Using gene therapy to enhance the body’s ability to reverse chronic diseases has long been an exciting area of research. But it remains a controversial treatment approach, on account of major setbacks in clinical trials, including the deaths of some study participants. However, a recent article published in the San Francisco Chronicle suggests that, for one HIV-positive person participating in a gene therapy study, progress may be at hand.

For the treatment of HIV, researchers are hoping that they can use gene therapy to alter the structure of T4 cells – the prime targets of HIV – to either prevent them from becoming infected with HIV or to aid them in fighting off the infection.
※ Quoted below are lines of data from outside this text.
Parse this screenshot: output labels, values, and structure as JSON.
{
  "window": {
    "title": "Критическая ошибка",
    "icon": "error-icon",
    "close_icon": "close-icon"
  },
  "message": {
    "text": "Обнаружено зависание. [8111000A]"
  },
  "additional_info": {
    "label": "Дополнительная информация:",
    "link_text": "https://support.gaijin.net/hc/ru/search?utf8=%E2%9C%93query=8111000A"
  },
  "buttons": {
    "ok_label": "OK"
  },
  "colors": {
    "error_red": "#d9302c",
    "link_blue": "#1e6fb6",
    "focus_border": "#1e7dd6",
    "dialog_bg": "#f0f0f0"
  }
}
In the study reviewed in the Chronicle, T4 cells are being programmed to produce ribozymes, enzymes that can shred two HIV genes: tat and rev. Without these crucial genes, HIV is unable to replicate.

Because T4 cells do not contain ribozymes, the researchers are hoping to plug these cells with the genetic material needed to “turn on” the production of this enzyme.

To do this, stem cells – “mother cells” in the body responsible for producing new T4 cells – are first removed from the blood. The genes are then inserted into the nucleus of these stem cells.

Genes require a vector if they are to effectively enter a cell’s nucleus and change its genetic makeup. Viruses are considered to be the vest vectors, given that they are so efficient at infecting cells and depositing genetic material. The vector used in the HIV ribozyme study is a mouse virus that can infect the cells and unload its genetic cargo. The mouse virus has been modified so that it does not cause damage to the cell or cause disease.

Once the genetic material has been incorporated, the stem cells are infused back into the patient. From there, the stem cells can create new T4 cells that contain the ribozyme needed to halt HIV from reproducing.

Gene therapy for other diseases suffered a major setback in 1999, with the death of an 18-year-old named Jesse Gelsinger. Mr. Gelsinger was participating in a gene therapy trial for ornithine transcarboxylase deficiency (OTCD), a genetic liver disease that causes poisonous levels of ammonia to accumulate in the body. He died four days after starting the treatment.

Approximately three years later, two infants involved in a French gene therapy trial for X-linked severe combined immunodeficiency disease (X-SCID) – “bubble baby syndrome” – developed leukemia. Subsequent investigations by the U.S. Food and Drug Administration revealed at least six other deaths in clinical trials of gene therapy.

Today, gene therapy studies are closely regulated and watched by health authorities. The vector viruses used in earlier studies were concluded to be the cause of the most significant adverse events.

The Chronicle article reviews the experience of Michael DeLane, 41, a participant in a 74-person HIV ribozyme gene therapy study. Mr. DeLane, who enrolled in the study at Stanford University, says he does not know for certain whether he was among the half who received gene therapy or placebo (stem cells that have not been genetically modified). However, he does know that approximately a year after stopping his anti-HIV drug regimen, his viral load remains undetectable and his T4 cell count has more than doubled.

The Chronicle also reports that it has learned the Mr. DeLane is not the only participant in the study to maintain undetectable viral loads after stopping standard anti-HIV drug treatment.

As encouraging as this information is, it is important to note that data from the ribozyme study have not yet been reported and remain closely guarded by the researchers conducting the trial. In turn, it is impossible to conclude that Mr. DeLane’s experience is representative of other beneficial outcomes in the study.

Preliminary data, summarizing the effectiveness and safety of this particular gene therapy approach in all of the study participants, are not expected until February 2007.